Entre as conquistas do grupo está a mudança na legislação da Flórida, republicana e aberta ao lobby das armas. Ali, conseguiram que os juízes admitissem a possibilidade de confiscar armas de pessoas consideradas instáveis, aumentar para 21 anos a idade mínima para compra e vedar qualquer possibilidade de se adquirir armamento mais letal – que permite rajadas de tiros. A próxima meta é conseguir assinaturas suficientes para barrar de vez o comércio de fuzis de assalto – como o do massacre – no Estado.
Outro grupo muito atuante é o Sandy Hook Promise, que diz ter treinado mais de 5,5 milhões de pessoas de mais de 10 mil escolas em todos os 50 Estados para esse tipo de caso. O massacre de Sandy Hook aconteceu em 30 de novembro de 2012, no mesmo horário em que se registrou o massacre de Suzano, por volta das 9h40. Antes de se suicidar, Adam Lanza matou 20 crianças e 7 adultos, incluindo sua mãe.
Esse episódio teve um desdobramento nesta semana. Por 4 votos a 3, a Corte Suprema do Estado americano de Connecticut decidiu ontem que a fabricante de armas Remington pode ser processada pelo tiroteio.
Lei federal de 2005 protegia a indústria de armas desse tipo de questionamento na Justiça. Segundo a ação contra a Remington, a publicidade da companhia glorificava a violência e associava virilidade às armas.
No Brasil, projetos no Congresso não foram adiante
No Brasil, com menor número de casos de ataques em escolas, o debate sobre mudanças, sobretudo legislativas, avança pouco.
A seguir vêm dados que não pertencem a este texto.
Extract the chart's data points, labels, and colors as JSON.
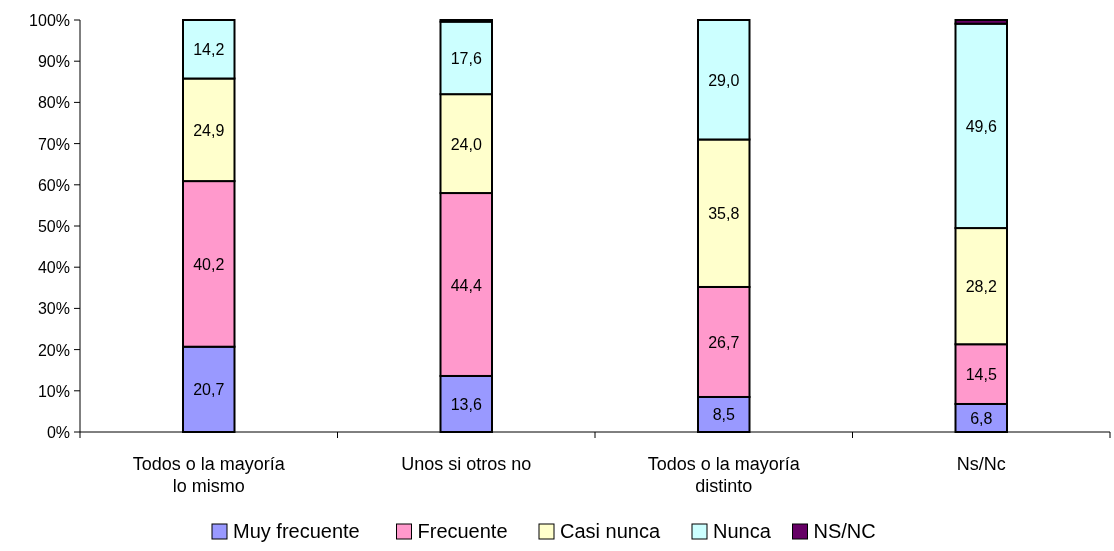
{
  "chart_data": {
    "type": "bar",
    "stacked": true,
    "categories": [
      "Todos o la mayoría lo mismo",
      "Unos si otros no",
      "Todos o la mayoría distinto",
      "Ns/Nc"
    ],
    "series": [
      {
        "name": "Muy frecuente",
        "color": "#9999ff",
        "values": [
          20.7,
          13.6,
          8.5,
          6.8
        ],
        "value_labels": [
          "20,7",
          "13,6",
          "8,5",
          "6,8"
        ]
      },
      {
        "name": "Frecuente",
        "color": "#ff99cc",
        "values": [
          40.2,
          44.4,
          26.7,
          14.5
        ],
        "value_labels": [
          "40,2",
          "44,4",
          "26,7",
          "14,5"
        ]
      },
      {
        "name": "Casi nunca",
        "color": "#ffffcc",
        "values": [
          24.9,
          24.0,
          35.8,
          28.2
        ],
        "value_labels": [
          "24,9",
          "24,0",
          "35,8",
          "28,2"
        ]
      },
      {
        "name": "Nunca",
        "color": "#ccffff",
        "values": [
          14.2,
          17.6,
          29.0,
          49.6
        ],
        "value_labels": [
          "14,2",
          "17,6",
          "29,0",
          "49,6"
        ]
      },
      {
        "name": "NS/NC",
        "color": "#660066",
        "values": [
          0,
          0.4,
          0,
          0.9
        ],
        "value_labels": [
          null,
          null,
          null,
          null
        ]
      }
    ],
    "ylim": [
      0,
      100
    ],
    "yticks": [
      {
        "value": 0,
        "label": "0%"
      },
      {
        "value": 10,
        "label": "10%"
      },
      {
        "value": 20,
        "label": "20%"
      },
      {
        "value": 30,
        "label": "30%"
      },
      {
        "value": 40,
        "label": "40%"
      },
      {
        "value": 50,
        "label": "50%"
      },
      {
        "value": 60,
        "label": "60%"
      },
      {
        "value": 70,
        "label": "70%"
      },
      {
        "value": 80,
        "label": "80%"
      },
      {
        "value": 90,
        "label": "90%"
      },
      {
        "value": 100,
        "label": "100%"
      }
    ],
    "grid": false,
    "legend": "bottom"
  }
}
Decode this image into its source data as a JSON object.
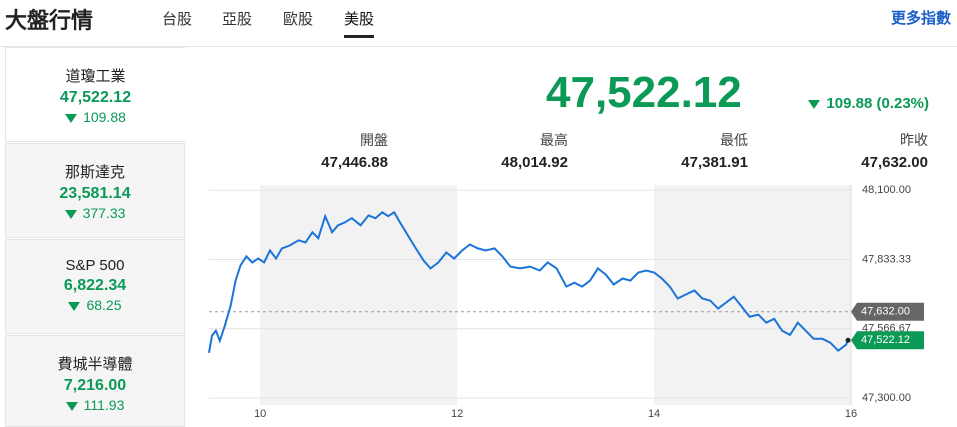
{
  "header": {
    "title": "大盤行情",
    "tabs": [
      "台股",
      "亞股",
      "歐股",
      "美股"
    ],
    "more": "更多指數"
  },
  "sidebar": [
    {
      "name": "道瓊工業",
      "value": "47,522.12",
      "change": "109.88"
    },
    {
      "name": "那斯達克",
      "value": "23,581.14",
      "change": "377.33"
    },
    {
      "name": "S&P 500",
      "value": "6,822.34",
      "change": "68.25"
    },
    {
      "name": "費城半導體",
      "value": "7,216.00",
      "change": "111.93"
    }
  ],
  "quote": {
    "price": "47,522.12",
    "change": "109.88 (0.23%)",
    "stats": [
      {
        "label": "開盤",
        "value": "47,446.88"
      },
      {
        "label": "最高",
        "value": "48,014.92"
      },
      {
        "label": "最低",
        "value": "47,381.91"
      },
      {
        "label": "昨收",
        "value": "47,632.00"
      }
    ]
  },
  "chart_data": {
    "type": "line",
    "color": "#1b74d8",
    "x": [
      9.48,
      9.51,
      9.55,
      9.59,
      9.64,
      9.7,
      9.75,
      9.8,
      9.86,
      9.92,
      9.98,
      10.04,
      10.1,
      10.16,
      10.22,
      10.3,
      10.39,
      10.46,
      10.53,
      10.59,
      10.66,
      10.73,
      10.79,
      10.86,
      10.93,
      11.02,
      11.1,
      11.17,
      11.24,
      11.3,
      11.36,
      11.42,
      11.5,
      11.58,
      11.66,
      11.73,
      11.81,
      11.89,
      11.97,
      12.05,
      12.13,
      12.21,
      12.29,
      12.38,
      12.46,
      12.54,
      12.64,
      12.74,
      12.84,
      12.92,
      13.01,
      13.11,
      13.19,
      13.27,
      13.35,
      13.43,
      13.51,
      13.59,
      13.68,
      13.76,
      13.84,
      13.92,
      14.0,
      14.08,
      14.16,
      14.24,
      14.32,
      14.41,
      14.49,
      14.57,
      14.65,
      14.73,
      14.81,
      14.89,
      14.97,
      15.06,
      15.14,
      15.22,
      15.3,
      15.38,
      15.46,
      15.54,
      15.62,
      15.71,
      15.79,
      15.87,
      15.95,
      15.97
    ],
    "values": [
      47474,
      47540,
      47559,
      47520,
      47578,
      47656,
      47752,
      47810,
      47845,
      47822,
      47837,
      47822,
      47868,
      47837,
      47876,
      47887,
      47907,
      47899,
      47938,
      47915,
      48000,
      47938,
      47965,
      47976,
      47992,
      47965,
      48003,
      47992,
      48015,
      48000,
      48015,
      47976,
      47926,
      47876,
      47829,
      47799,
      47822,
      47860,
      47837,
      47868,
      47891,
      47876,
      47868,
      47876,
      47845,
      47806,
      47799,
      47806,
      47791,
      47822,
      47799,
      47729,
      47744,
      47729,
      47752,
      47799,
      47775,
      47737,
      47760,
      47752,
      47783,
      47791,
      47783,
      47760,
      47729,
      47683,
      47698,
      47714,
      47683,
      47675,
      47644,
      47667,
      47690,
      47652,
      47613,
      47621,
      47590,
      47605,
      47559,
      47543,
      47590,
      47559,
      47528,
      47528,
      47513,
      47482,
      47505,
      47522.12
    ],
    "xlim": [
      9.48,
      16
    ],
    "xticks": [
      10,
      12,
      14,
      16
    ],
    "ylim": [
      47273,
      48120
    ],
    "yticks": [
      {
        "value": 47300,
        "label": "47,300.00"
      },
      {
        "value": 47566.67,
        "label": "47,566.67"
      },
      {
        "value": 47833.33,
        "label": "47,833.33"
      },
      {
        "value": 48100,
        "label": "48,100.00"
      }
    ],
    "grid": true,
    "reference_line": {
      "value": 47632,
      "label": "47,632.00"
    },
    "price_tag": {
      "value": 47522.12,
      "label": "47,522.12"
    }
  }
}
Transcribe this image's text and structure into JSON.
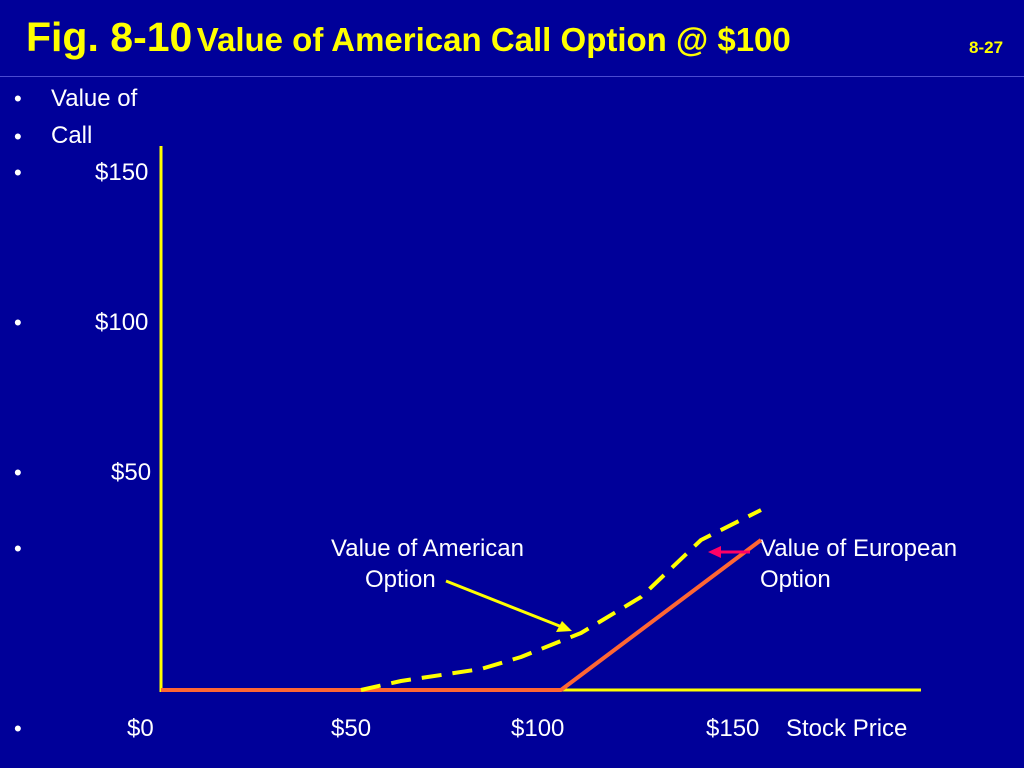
{
  "slide": {
    "title_fig": "Fig. 8-10",
    "title_text": "Value of American Call Option @ $100",
    "slide_number": "8-27"
  },
  "colors": {
    "background": "#000099",
    "title": "#ffff00",
    "axis": "#ffff00",
    "european_line": "#ff6633",
    "american_line": "#ffff00",
    "european_arrow": "#ff0066"
  },
  "chart_data": {
    "type": "line",
    "xlabel": "Stock Price",
    "ylabel": "Value of Call",
    "x_ticks": [
      "$0",
      "$50",
      "$100",
      "$150"
    ],
    "y_ticks": [
      "$150",
      "$100",
      "$50"
    ],
    "xlim": [
      0,
      190
    ],
    "ylim": [
      -7,
      145
    ],
    "series": [
      {
        "name": "Value of European Option",
        "style": "solid",
        "x": [
          0,
          100,
          150
        ],
        "y": [
          0,
          0,
          50
        ]
      },
      {
        "name": "Value of American Option",
        "style": "dashed",
        "x": [
          50,
          60,
          80,
          90,
          105,
          120,
          135,
          150
        ],
        "y": [
          0,
          3,
          7,
          11,
          19,
          31,
          50,
          60
        ]
      }
    ],
    "annotations": [
      {
        "line1": "Value of American",
        "line2": "Option"
      },
      {
        "line1": "Value of European",
        "line2": "Option"
      }
    ]
  }
}
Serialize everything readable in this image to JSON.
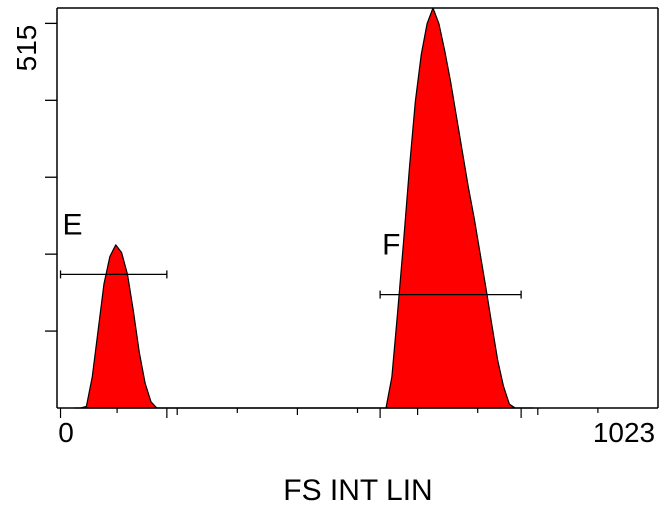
{
  "chart_data": {
    "type": "area",
    "xlabel": "FS INT LIN",
    "ylabel": "",
    "xlim": [
      0,
      1023
    ],
    "ylim": [
      0,
      515
    ],
    "x_tick_labels": [
      "0",
      "1023"
    ],
    "y_tick_labels": [
      "515"
    ],
    "fill_color": "#ff0000",
    "edge_color": "#000000",
    "grid": false,
    "series": [
      {
        "x": [
          30,
          40,
          50,
          60,
          70,
          80,
          90,
          100,
          110,
          120,
          130,
          140,
          150,
          160,
          170,
          180,
          190,
          200,
          210,
          220,
          230,
          240,
          250,
          260,
          270,
          280,
          290,
          300,
          310,
          320,
          330,
          340,
          350,
          360,
          370,
          380,
          390,
          400,
          410,
          420,
          430,
          440,
          450,
          460,
          470,
          480,
          490,
          500,
          510,
          520,
          530,
          540,
          550,
          560,
          570,
          580,
          590,
          600,
          610,
          620,
          630,
          640,
          650,
          660,
          670,
          680,
          690,
          700,
          710,
          720,
          730,
          740,
          750,
          760,
          770,
          780,
          790,
          800,
          810
        ],
        "y": [
          0,
          0,
          2,
          40,
          100,
          160,
          195,
          210,
          200,
          172,
          125,
          72,
          32,
          8,
          0,
          0,
          0,
          0,
          0,
          0,
          0,
          0,
          0,
          0,
          0,
          0,
          0,
          0,
          0,
          0,
          0,
          0,
          0,
          0,
          0,
          0,
          0,
          0,
          0,
          0,
          0,
          0,
          0,
          0,
          0,
          0,
          0,
          0,
          0,
          0,
          0,
          0,
          0,
          0,
          40,
          125,
          215,
          310,
          395,
          455,
          495,
          515,
          495,
          460,
          420,
          375,
          330,
          285,
          245,
          200,
          155,
          108,
          62,
          28,
          5,
          0,
          0,
          0,
          0
        ]
      }
    ],
    "gates": [
      {
        "label": "E",
        "x_start": 6,
        "x_end": 187,
        "y": 172
      },
      {
        "label": "F",
        "x_start": 550,
        "x_end": 790,
        "y": 146
      }
    ]
  }
}
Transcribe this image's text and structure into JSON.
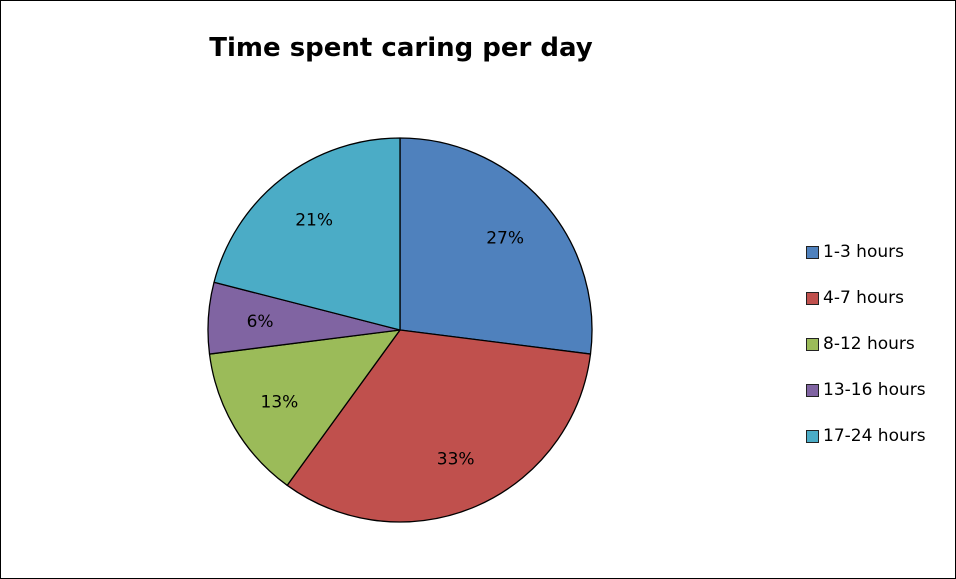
{
  "chart_data": {
    "type": "pie",
    "title": "Time spent caring per day",
    "categories": [
      "1-3 hours",
      "4-7 hours",
      "8-12 hours",
      "13-16 hours",
      "17-24 hours"
    ],
    "values": [
      27,
      33,
      13,
      6,
      21
    ],
    "labels": [
      "27%",
      "33%",
      "13%",
      "6%",
      "21%"
    ],
    "colors": [
      "#4f81bd",
      "#c0504d",
      "#9bbb59",
      "#8064a2",
      "#4bacc6"
    ],
    "legend": "right"
  }
}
Após o massacre de Realengo, com 12 mortos, vários projetos foram apresentados no Congresso, mas não progrediram.
Houve quem propusesse tornar obrigatória a presença da Polícia Militar 24 horas nas escolas das redes pública e privada. Outra sugestão era colocar chips nas armas, para facilitar rastreio. Os projetos foram arquivados.
Ali, e em Câmaras e Assembleias, também não se deixou de sugerir os detectores de metais – sem aval final. E o caso de Suzano fez a discussão ser revista. Na Assembleia do Rio e na Câmara de Campo Grande já surgiram projetos na semana passada solicitando esse aparelhamento. As informações são do jornal O Estado de S. Paulo.